Lisa–as usual–has already devoted many paragraphs to responding to this post, but I’m adding my contribution here, because I read this comment and sorta went, “Hm.”
Here is my position in a nutshell:
1. Transwomen are people (yep! “people”) that have made some sort of *change* to be considered (trans) “women”
2. To have transitioned is to have supported the message that links what our bodies are to how we express them. That, to me, is gender. (That those expressions, however, oftentimes have binary influence-influence not carbon copy- is no accident.)
3. I don’t want body parts “expressible” (maybe you do? or don’t care either way)
To “express” womanhood/being a “woman” is to further define/perpetuate how those with the status of “woman” under Status Quo Norms should act or behave and, thusly, what people expect from them (for obvious reasons, you didn’t become trans to be considered translisa). Any positive re-enforcement of this, afaic, is problematic and oppressive.4. I recognize that my latter points are not appreciated by transpersons so I’m not going to go out of my way (across seas, lots of expense) to say those things to transpersons who already have a hard enough time with conservative values. Contrary to typical conflation radfems are not conservatives–our positions are wholly different and you are smart enough to discern.

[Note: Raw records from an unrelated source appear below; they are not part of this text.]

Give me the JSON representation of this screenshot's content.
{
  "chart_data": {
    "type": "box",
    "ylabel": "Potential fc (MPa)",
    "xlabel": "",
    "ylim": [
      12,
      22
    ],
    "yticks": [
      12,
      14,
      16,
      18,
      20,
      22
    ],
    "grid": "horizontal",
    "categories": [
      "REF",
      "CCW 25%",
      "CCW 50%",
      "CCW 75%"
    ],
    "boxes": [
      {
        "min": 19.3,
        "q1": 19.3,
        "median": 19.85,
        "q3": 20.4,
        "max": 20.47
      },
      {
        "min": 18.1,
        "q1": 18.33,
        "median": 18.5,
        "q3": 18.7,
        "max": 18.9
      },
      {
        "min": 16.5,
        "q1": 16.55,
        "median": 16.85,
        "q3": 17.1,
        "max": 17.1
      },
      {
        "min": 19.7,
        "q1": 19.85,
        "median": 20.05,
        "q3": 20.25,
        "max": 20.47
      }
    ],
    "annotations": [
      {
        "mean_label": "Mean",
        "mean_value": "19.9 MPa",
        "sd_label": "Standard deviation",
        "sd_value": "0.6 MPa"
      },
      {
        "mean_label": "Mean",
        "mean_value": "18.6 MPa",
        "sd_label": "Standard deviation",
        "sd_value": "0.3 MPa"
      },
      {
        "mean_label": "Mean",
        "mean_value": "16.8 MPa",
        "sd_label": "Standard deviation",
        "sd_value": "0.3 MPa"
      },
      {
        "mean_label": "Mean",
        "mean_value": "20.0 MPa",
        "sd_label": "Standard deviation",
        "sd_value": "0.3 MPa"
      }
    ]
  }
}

5. All I would like, wrt to trans exclusive spaces, are enough places I may go, in one lifetime, on one hand, that allow me to speak comfortably about the points presented above.
6. I will always question the motives of trans who can in one breath call me transphobic (or bigot, or fundamentalist) and then ask “So can I come?”
This argument–“Trans have surgery because they want to be women, so they reify gender categories!” is very common one.
I think it’s twisted around a little. It’s sort of like saying that lesbians sleep with women because they want to be lesbians. They are called lesbians because they want to sleep with women.
Transsexual women, broadly speaking, feel discomfort with their assigned genders. Most of them talk about their bodies, while others talk about presentation cues and behaviors and all sorts of other fraught things. When speaking for the aggregate, it is–as the same commenter later says–typical to speak vaguely, because people have different specific ideas about all of this. But it’s not a political discontent; it’s discontent with a politicized state. They change, and do so in a society–theirs, ours–that politicizes that change and attaches many different meanings to it.
They say they are women because what they are is women. Transition changes their lives in a way that we all describe as a sex change: movement from one recognized category into a different one, from “man” to “woman.” Sorta like “straight” and “lesbian.” Saying that they are not women is objectionable because it ignores the dimensions of their lives and the social reality they deal with, not because trans politics posits some essential quality of sex–a magical metaphysical vagina?–that transwomen possess or attain once they have surgery.